Par la suite, les Polonais s’accrochent aux villes côtières, comme les autres troupes de l’armée expéditionnaire. La plupart tombent aux mains des Anglais lors des diverses capitulations, voire dans celles des insurgés, comme à Jérémie où Ferrou se montrent magnanimes. Ces derniers ont plus de chance que leurs frères d’armes français, puisqu’ils sont bien traités avant d’être remis aux Anglais, et même autorisés à s’installer définitivement à Saint-Domingue pour ceux qui le désirent. Environ quatre cents de ces derniers, prisonniers ou déserteurs, choisirent cette dernière option, et il s’en trouvait encore des descendants pour informer le pape Jean-Paul II de l’existence de cette communauté d’origine polonaise lors de sa visite à Haïti en 1983.

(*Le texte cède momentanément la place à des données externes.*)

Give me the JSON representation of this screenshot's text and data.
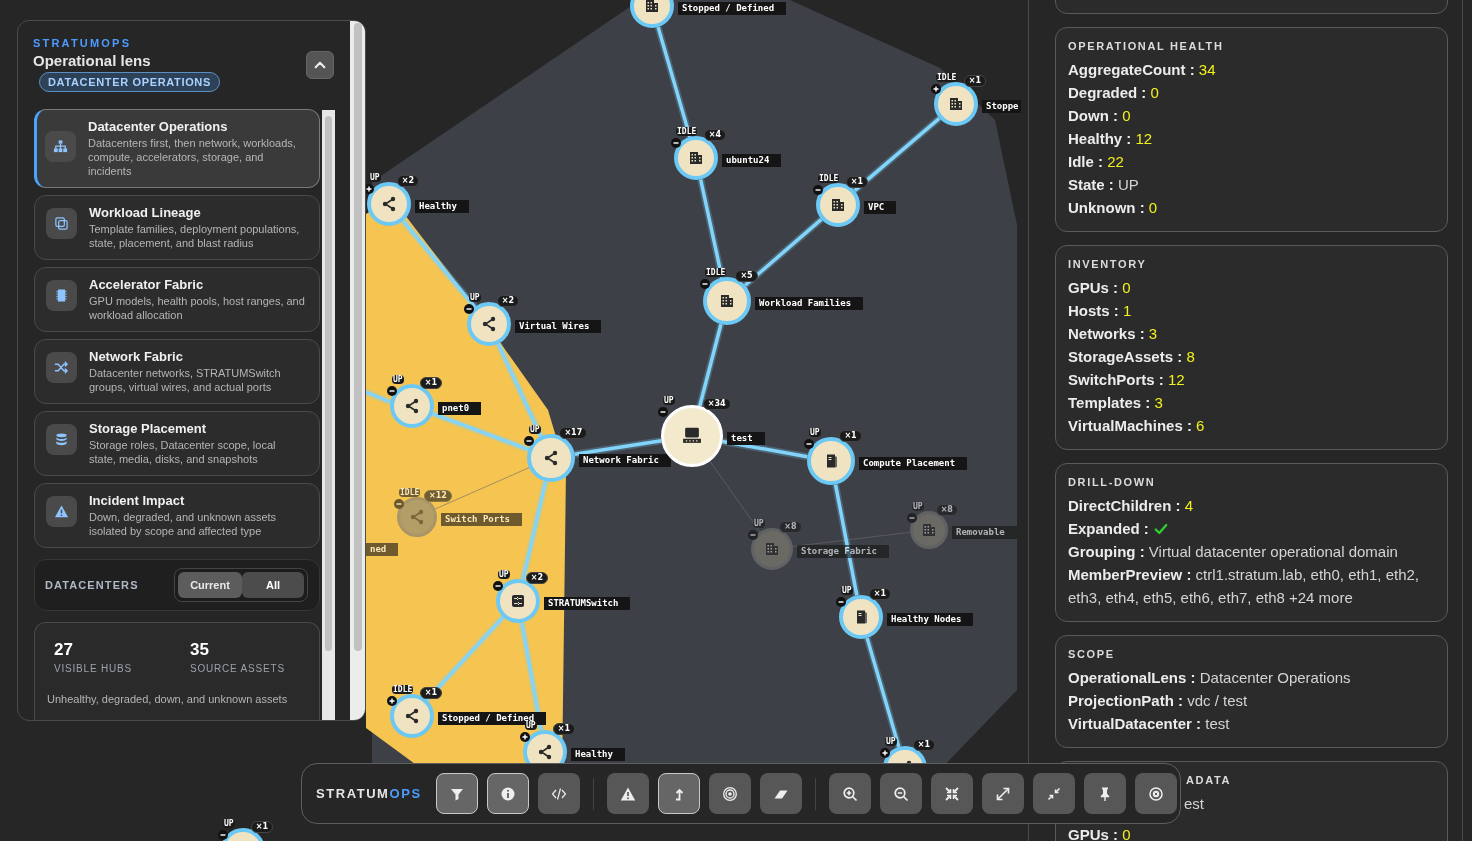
{
  "left_panel": {
    "brand": "STRATUMOPS",
    "title": "Operational lens",
    "badge": "DATACENTER OPERATIONS",
    "lenses": [
      {
        "title": "Datacenter Operations",
        "description": "Datacenters first, then network, workloads, compute, accelerators, storage, and incidents",
        "selected": true
      },
      {
        "title": "Workload Lineage",
        "description": "Template families, deployment populations, state, placement, and blast radius",
        "selected": false
      },
      {
        "title": "Accelerator Fabric",
        "description": "GPU models, health pools, host ranges, and workload allocation",
        "selected": false
      },
      {
        "title": "Network Fabric",
        "description": "Datacenter networks, STRATUMSwitch groups, virtual wires, and actual ports",
        "selected": false
      },
      {
        "title": "Storage Placement",
        "description": "Storage roles, Datacenter scope, local state, media, disks, and snapshots",
        "selected": false
      },
      {
        "title": "Incident Impact",
        "description": "Down, degraded, and unknown assets isolated by scope and affected type",
        "selected": false
      }
    ],
    "datacenters": {
      "label": "DATACENTERS",
      "options": [
        {
          "label": "Current",
          "selected": true
        },
        {
          "label": "All",
          "selected": false
        }
      ]
    },
    "stats": [
      {
        "value": "27",
        "label": "VISIBLE HUBS"
      },
      {
        "value": "35",
        "label": "SOURCE ASSETS"
      }
    ],
    "stats_note": "Unhealthy, degraded, down, and unknown assets"
  },
  "graph": {
    "nodes": [
      {
        "label": "Stopped / Defined",
        "selected": false,
        "dimmed": false
      },
      {
        "label": "Stoppe",
        "status": "IDLE",
        "count": "×1",
        "expanded": false,
        "selected": false,
        "dimmed": false
      },
      {
        "label": "ubuntu24",
        "status": "IDLE",
        "count": "×4",
        "expanded": true,
        "selected": false,
        "dimmed": false
      },
      {
        "label": "Healthy",
        "status": "UP",
        "count": "×2",
        "expanded": false,
        "selected": false,
        "dimmed": false
      },
      {
        "label": "VPC",
        "status": "IDLE",
        "count": "×1",
        "expanded": true,
        "selected": false,
        "dimmed": false
      },
      {
        "label": "Workload Families",
        "status": "IDLE",
        "count": "×5",
        "expanded": true,
        "selected": false,
        "dimmed": false
      },
      {
        "label": "Virtual Wires",
        "status": "UP",
        "count": "×2",
        "expanded": true,
        "selected": false,
        "dimmed": false
      },
      {
        "label": "pnet0",
        "status": "UP",
        "count": "×1",
        "expanded": true,
        "selected": false,
        "dimmed": false
      },
      {
        "label": "Network Fabric",
        "status": "UP",
        "count": "×17",
        "expanded": true,
        "selected": false,
        "dimmed": false
      },
      {
        "label": "test",
        "status": "UP",
        "count": "×34",
        "expanded": true,
        "selected": true,
        "dimmed": false
      },
      {
        "label": "Compute Placement",
        "status": "UP",
        "count": "×1",
        "expanded": true,
        "selected": false,
        "dimmed": false
      },
      {
        "label": "ned",
        "selected": false,
        "dimmed": true
      },
      {
        "label": "Switch Ports",
        "status": "IDLE",
        "count": "×12",
        "expanded": true,
        "selected": false,
        "dimmed": true
      },
      {
        "label": "Storage Fabric",
        "status": "UP",
        "count": "×8",
        "expanded": true,
        "selected": false,
        "dimmed": true
      },
      {
        "label": "Removable",
        "status": "UP",
        "count": "×8",
        "expanded": true,
        "selected": false,
        "dimmed": true
      },
      {
        "label": "STRATUMSwitch",
        "status": "UP",
        "count": "×2",
        "expanded": true,
        "selected": false,
        "dimmed": false
      },
      {
        "label": "Healthy Nodes",
        "status": "UP",
        "count": "×1",
        "expanded": true,
        "selected": false,
        "dimmed": false
      },
      {
        "label": "Stopped / Defined",
        "status": "IDLE",
        "count": "×1",
        "expanded": false,
        "selected": false,
        "dimmed": false
      },
      {
        "label": "Healthy",
        "status": "UP",
        "count": "×1",
        "expanded": false,
        "selected": false,
        "dimmed": false
      },
      {
        "status": "UP",
        "count": "×1",
        "expanded": false,
        "selected": false,
        "dimmed": false
      },
      {
        "status": "UP",
        "count": "×1",
        "expanded": true,
        "selected": false,
        "dimmed": false
      }
    ]
  },
  "details": {
    "cards": [
      {
        "title": "OPERATIONAL HEALTH",
        "rows": [
          {
            "key": "AggregateCount :",
            "value": "34",
            "kind": "number"
          },
          {
            "key": "Degraded :",
            "value": "0",
            "kind": "number"
          },
          {
            "key": "Down :",
            "value": "0",
            "kind": "number"
          },
          {
            "key": "Healthy :",
            "value": "12",
            "kind": "number"
          },
          {
            "key": "Idle :",
            "value": "22",
            "kind": "number"
          },
          {
            "key": "State :",
            "value": "UP",
            "kind": "text"
          },
          {
            "key": "Unknown :",
            "value": "0",
            "kind": "number"
          }
        ]
      },
      {
        "title": "INVENTORY",
        "rows": [
          {
            "key": "GPUs :",
            "value": "0",
            "kind": "number"
          },
          {
            "key": "Hosts :",
            "value": "1",
            "kind": "number"
          },
          {
            "key": "Networks :",
            "value": "3",
            "kind": "number"
          },
          {
            "key": "StorageAssets :",
            "value": "8",
            "kind": "number"
          },
          {
            "key": "SwitchPorts :",
            "value": "12",
            "kind": "number"
          },
          {
            "key": "Templates :",
            "value": "3",
            "kind": "number"
          },
          {
            "key": "VirtualMachines :",
            "value": "6",
            "kind": "number"
          }
        ]
      },
      {
        "title": "DRILL-DOWN",
        "rows": [
          {
            "key": "DirectChildren :",
            "value": "4",
            "kind": "number"
          },
          {
            "key": "Expanded :",
            "checked": true,
            "kind": "flag"
          },
          {
            "key": "Grouping :",
            "value": "Virtual datacenter operational domain",
            "kind": "text"
          },
          {
            "key": "MemberPreview :",
            "value": "ctrl1.stratum.lab, eth0, eth1, eth2, eth3, eth4, eth5, eth6, eth7, eth8 +24 more",
            "kind": "text"
          }
        ]
      },
      {
        "title": "SCOPE",
        "rows": [
          {
            "key": "OperationalLens :",
            "value": "Datacenter Operations",
            "kind": "text"
          },
          {
            "key": "ProjectionPath :",
            "value": "vdc / test",
            "kind": "text"
          },
          {
            "key": "VirtualDatacenter :",
            "value": "test",
            "kind": "text"
          }
        ]
      },
      {
        "title": "ADATA",
        "covered": true,
        "rows": [
          {
            "value": "est",
            "kind": "text",
            "covered": true
          },
          {
            "key": "GPUs :",
            "value": "0",
            "kind": "number"
          }
        ]
      }
    ]
  },
  "toolbar": {
    "brand": "STRATUM",
    "brand_accent": "OPS",
    "groups": [
      [
        {
          "on": true
        },
        {
          "on": true
        },
        {
          "on": false
        }
      ],
      [
        {
          "on": false
        },
        {
          "on": true
        },
        {
          "on": false
        },
        {
          "on": false
        }
      ],
      [
        {
          "on": false
        },
        {
          "on": false
        },
        {
          "on": false
        },
        {
          "on": false
        },
        {
          "on": false
        },
        {
          "on": false
        },
        {
          "on": false
        }
      ]
    ]
  }
}
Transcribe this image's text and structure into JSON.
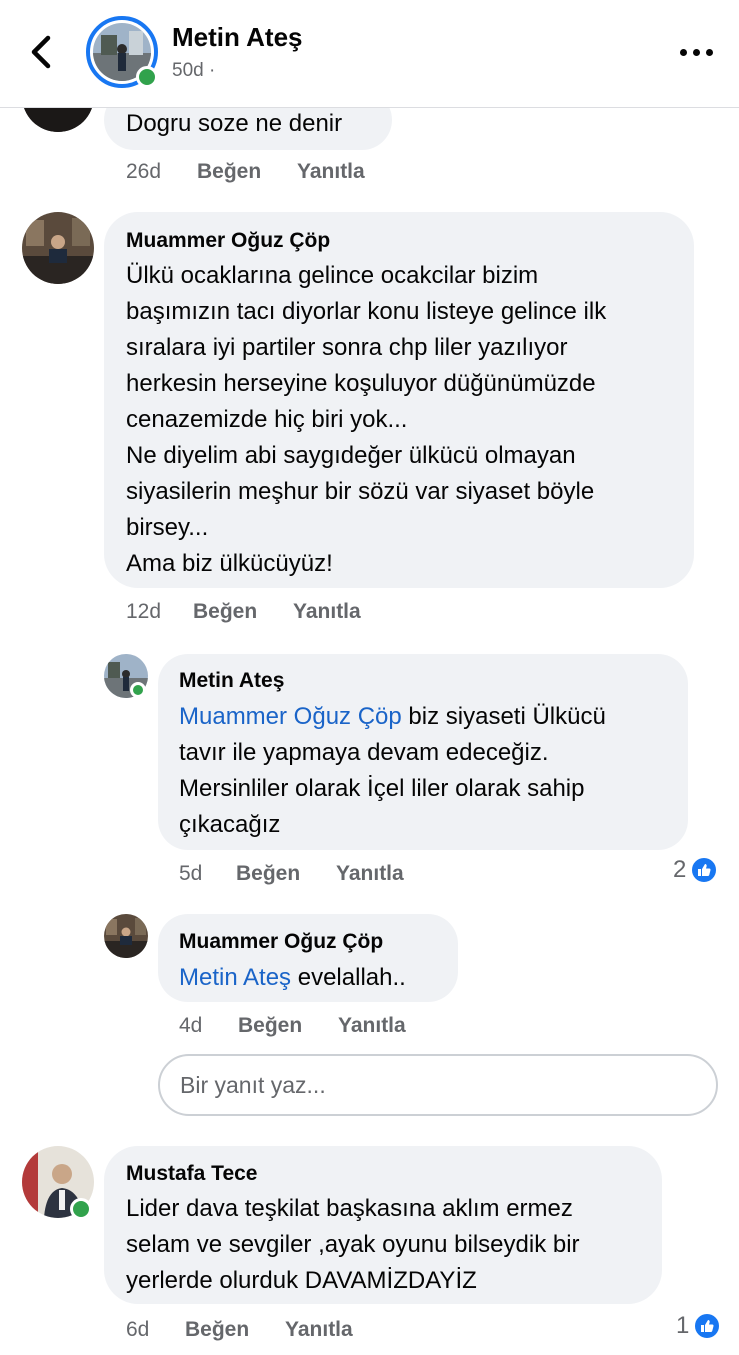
{
  "header": {
    "name": "Metin Ateş",
    "sub": "50d ·",
    "accent": "#1877f2",
    "online_color": "#31a24c"
  },
  "comments": [
    {
      "id": "c0",
      "text_lines": [
        "Dogru soze ne denir"
      ],
      "time": "26d",
      "like_label": "Beğen",
      "reply_label": "Yanıtla"
    },
    {
      "id": "c1",
      "author": "Muammer Oğuz Çöp",
      "text_lines": [
        "Ülkü ocaklarına gelince ocakcilar bizim",
        "başımızın tacı diyorlar konu listeye gelince ilk",
        "sıralara iyi partiler sonra chp liler yazılıyor",
        "herkesin herseyine koşuluyor düğünümüzde",
        "cenazemizde hiç biri yok...",
        "Ne diyelim abi saygıdeğer ülkücü olmayan",
        "siyasilerin meşhur bir sözü var siyaset böyle",
        "birsey...",
        "Ama biz ülkücüyüz!"
      ],
      "time": "12d",
      "like_label": "Beğen",
      "reply_label": "Yanıtla"
    },
    {
      "id": "r1",
      "author": "Metin Ateş",
      "mention": "Muammer Oğuz Çöp",
      "line1_rest": " biz siyaseti Ülkücü",
      "text_lines": [
        "tavır ile yapmaya devam edeceğiz.",
        "Mersinliler olarak İçel liler olarak sahip",
        "çıkacağız"
      ],
      "time": "5d",
      "like_label": "Beğen",
      "reply_label": "Yanıtla",
      "reactions": "2"
    },
    {
      "id": "r2",
      "author": "Muammer Oğuz Çöp",
      "mention": "Metin Ateş",
      "line1_rest": " evelallah..",
      "time": "4d",
      "like_label": "Beğen",
      "reply_label": "Yanıtla"
    },
    {
      "id": "c2",
      "author": "Mustafa Tece",
      "text_lines": [
        "Lider dava teşkilat başkasına aklım ermez",
        "selam ve sevgiler ,ayak oyunu bilseydik bir",
        "yerlerde olurduk DAVAMİZDAYİZ"
      ],
      "time": "6d",
      "like_label": "Beğen",
      "reply_label": "Yanıtla",
      "reactions": "1"
    }
  ],
  "reply_input": {
    "placeholder": "Bir yanıt yaz..."
  },
  "icons": {
    "back": "chevron-left-icon",
    "more": "more-horizontal-icon",
    "like": "thumbs-up-icon"
  }
}
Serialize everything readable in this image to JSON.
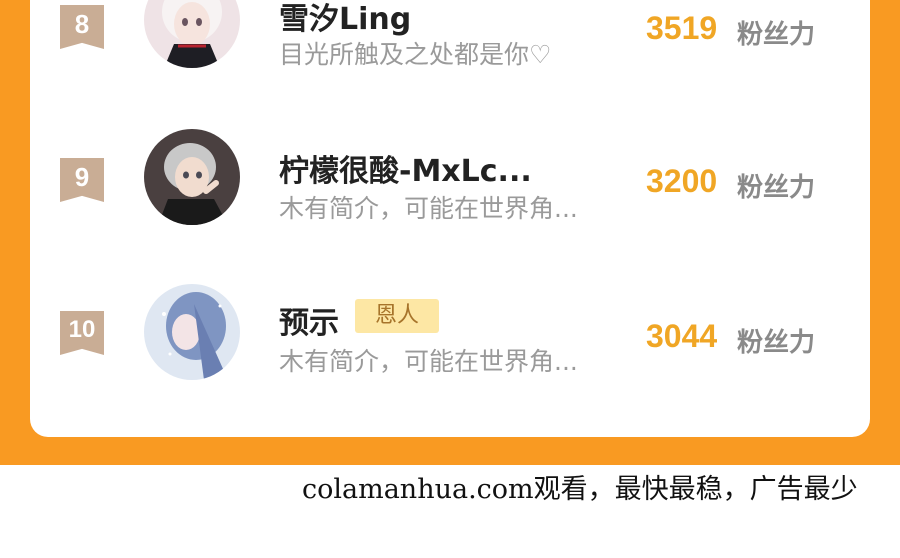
{
  "ranking": {
    "score_unit": "粉丝力",
    "rows": [
      {
        "rank": "8",
        "name": "雪汐Ling",
        "bio": "目光所触及之处都是你♡",
        "score": "3519",
        "tag": ""
      },
      {
        "rank": "9",
        "name": "柠檬很酸-MxLc...",
        "bio": "木有简介，可能在世界角...",
        "score": "3200",
        "tag": ""
      },
      {
        "rank": "10",
        "name": "预示",
        "bio": "木有简介，可能在世界角...",
        "score": "3044",
        "tag": "恩人"
      }
    ]
  },
  "footer": {
    "text": "colamanhua.com观看，最快最稳，广告最少"
  },
  "colors": {
    "panel_orange": "#f99a22",
    "score_orange": "#f0a625",
    "badge_tan": "#c9ad95",
    "tag_bg": "#fde7a4"
  }
}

Un petit nombre, anciens du 2,/3e demi-brigade polonaise, le seul bataillon de cette demi-brigade à avoir gardé une certaine structure malgré la maladie, parvint à s’échapper du Môle Saint-Nicolas lors de l’audacieuse sortie du général de Noailles. Par la suite, ils l’accompagnèrent dans son voyage jusqu’à Cuba, et c’est à la tête de grenadiers français et polonais que ce général s’empara de la « Hazard » dans la nuit du Jour de l’An 1803-1804 893 . Réunis ensuite sous le commandement du général Lavalette, soixante légionnaires des deux demi-brigades périssent avec lui lors de son naufrage dans les « Jardinas de la Reina ». Bien que les relations de contemporains donnent des chiffres aussi alarmistes que deux cents survivants seulement pour les deux demi-brigades, Pachonski et Wilson estiment qu’environ sept cents rentrèrent en France tout au long du Consulat et de l’Empire, via Saint-Domingue même, Santo Domingo pour ceux qui rejoignirent Ferrand, Cuba ou même les Etats-Unis où ils s’étaient réfugiés pour d’autres. Il faut mentionner le parcours du capitaine Blumer : passé à Cuba, il réunit à lui d’autres rescapés polonais pour former un équipage de corsaires de cette nation au service de la France, sans doute le premier et unique équipage de flibustiers polonais sévissant dans les Antilles ! Il passe ensuite en Floride, et y séjourne chez les tribus indiennes locales. Il rentre finalement en Europe en 1812, à temps pour participer à la campagne de Russie. Ces exploits furent même rapportés au Tsar Alexandre Ier. Installé en Pologne à la chute de l’Empire, il meurt à Varsovie pendant l’insurrection de 1831, dans un combat contre les cadets pro-russes des lanciers polonais.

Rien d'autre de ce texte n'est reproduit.